Failure to comply with these legal obligations can have serious consequences. Employers may face legal liabilities if they do not take appropriate measures to prevent substance abuse in the workplace. On the other hand, employees who fail to comply with the drug and alcohol policy may face disciplinary measures.
Can an Employee Refuse a Test?
In general, an employee can refuse a drug test, but it may come with consequences. It would largely depend on the existing laws and regulations of the company and the specific jurisdiction they are in. However, if drug and alcohol testing is part of the employment requirement, the employee must abide by such conditions.

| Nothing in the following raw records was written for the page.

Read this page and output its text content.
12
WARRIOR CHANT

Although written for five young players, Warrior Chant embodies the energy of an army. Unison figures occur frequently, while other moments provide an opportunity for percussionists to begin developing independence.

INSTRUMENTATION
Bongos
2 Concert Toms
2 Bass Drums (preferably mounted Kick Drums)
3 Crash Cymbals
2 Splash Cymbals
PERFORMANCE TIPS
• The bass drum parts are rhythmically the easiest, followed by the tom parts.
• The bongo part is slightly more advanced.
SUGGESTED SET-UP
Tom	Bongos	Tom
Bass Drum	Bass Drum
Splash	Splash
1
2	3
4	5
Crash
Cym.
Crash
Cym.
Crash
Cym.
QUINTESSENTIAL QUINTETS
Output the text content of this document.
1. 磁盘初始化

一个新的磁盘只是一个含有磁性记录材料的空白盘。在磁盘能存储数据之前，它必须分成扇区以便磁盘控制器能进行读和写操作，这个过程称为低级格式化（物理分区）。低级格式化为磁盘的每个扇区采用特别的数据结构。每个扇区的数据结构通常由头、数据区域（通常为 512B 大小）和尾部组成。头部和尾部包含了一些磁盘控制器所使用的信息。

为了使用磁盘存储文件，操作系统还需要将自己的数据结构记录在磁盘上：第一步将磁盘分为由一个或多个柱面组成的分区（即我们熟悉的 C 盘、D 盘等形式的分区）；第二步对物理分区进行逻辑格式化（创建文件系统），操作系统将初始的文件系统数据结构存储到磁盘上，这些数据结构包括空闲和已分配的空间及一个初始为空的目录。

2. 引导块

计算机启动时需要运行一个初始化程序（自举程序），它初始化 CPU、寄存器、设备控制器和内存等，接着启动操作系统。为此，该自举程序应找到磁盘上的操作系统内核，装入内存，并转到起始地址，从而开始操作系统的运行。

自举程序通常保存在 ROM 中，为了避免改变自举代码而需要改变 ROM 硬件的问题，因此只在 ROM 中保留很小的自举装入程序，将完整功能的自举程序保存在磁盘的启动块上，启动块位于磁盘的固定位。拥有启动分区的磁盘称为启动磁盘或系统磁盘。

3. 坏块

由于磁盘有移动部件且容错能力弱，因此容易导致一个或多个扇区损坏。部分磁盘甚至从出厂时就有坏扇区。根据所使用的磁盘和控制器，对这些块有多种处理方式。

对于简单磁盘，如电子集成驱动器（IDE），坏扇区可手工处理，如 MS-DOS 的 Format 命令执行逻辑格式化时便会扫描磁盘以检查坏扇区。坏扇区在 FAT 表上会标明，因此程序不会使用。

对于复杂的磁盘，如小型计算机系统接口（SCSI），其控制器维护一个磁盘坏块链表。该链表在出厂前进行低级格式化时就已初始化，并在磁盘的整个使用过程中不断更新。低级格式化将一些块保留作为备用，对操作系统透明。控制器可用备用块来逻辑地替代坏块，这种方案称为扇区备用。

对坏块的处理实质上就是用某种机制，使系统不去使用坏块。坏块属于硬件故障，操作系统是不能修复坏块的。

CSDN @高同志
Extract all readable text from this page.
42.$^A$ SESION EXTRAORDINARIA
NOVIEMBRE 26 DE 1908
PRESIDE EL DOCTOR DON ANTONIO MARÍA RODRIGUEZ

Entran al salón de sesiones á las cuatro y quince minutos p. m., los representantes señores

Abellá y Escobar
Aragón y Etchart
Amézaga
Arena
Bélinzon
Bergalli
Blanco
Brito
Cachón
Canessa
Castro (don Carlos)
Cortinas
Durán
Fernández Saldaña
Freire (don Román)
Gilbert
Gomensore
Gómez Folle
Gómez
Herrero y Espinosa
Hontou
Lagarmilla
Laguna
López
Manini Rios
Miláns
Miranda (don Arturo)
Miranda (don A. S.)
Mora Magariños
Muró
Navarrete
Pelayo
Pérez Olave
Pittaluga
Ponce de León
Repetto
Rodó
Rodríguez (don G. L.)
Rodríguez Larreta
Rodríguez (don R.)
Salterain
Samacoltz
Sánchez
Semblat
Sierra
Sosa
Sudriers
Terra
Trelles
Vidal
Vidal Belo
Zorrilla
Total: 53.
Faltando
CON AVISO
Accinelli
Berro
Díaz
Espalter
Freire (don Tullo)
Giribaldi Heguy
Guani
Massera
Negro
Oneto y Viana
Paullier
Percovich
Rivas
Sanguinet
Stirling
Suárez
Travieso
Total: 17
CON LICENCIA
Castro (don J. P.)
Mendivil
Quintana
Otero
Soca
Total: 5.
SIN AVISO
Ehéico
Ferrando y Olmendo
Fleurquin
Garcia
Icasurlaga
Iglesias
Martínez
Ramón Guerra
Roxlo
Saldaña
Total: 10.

The policies include the situation for testing, such as pre-employment, post-accident, random, and reasonable suspicion. The reasons involve maintaining workplace safety. It is also a standard requirement for rail transport, construction, and mining occupations. Therefore, refusal to cooperate with a reasonable request may lead to disciplinary actions.
Organisations implement an alcohol and other drugs policy to create a safe and healthy work environment. It outlines the acceptable standards for employees to follow to minimise and prevent the risks of illicit substances. It also includes the standard test procedures, including urine, saliva, blood, and breath tests. These methods ensure employees working in safety-critical positions are not under the influence of alcohol and other drugs. Moreover, the policy states the consequences of positive test results.
It is essential to understand the legal implications of non-compliance with these policies. Employers must adhere to their duty of care obligation to identify and manage safety hazards. Meanwhile, employees should comply with the terms of the policy. Violations or refusal to cooperate with reasonable requests may lead to disciplinary or legal actions. Nevertheless, these policies are in place to protect the well-being and safety of employees rather than to punish them.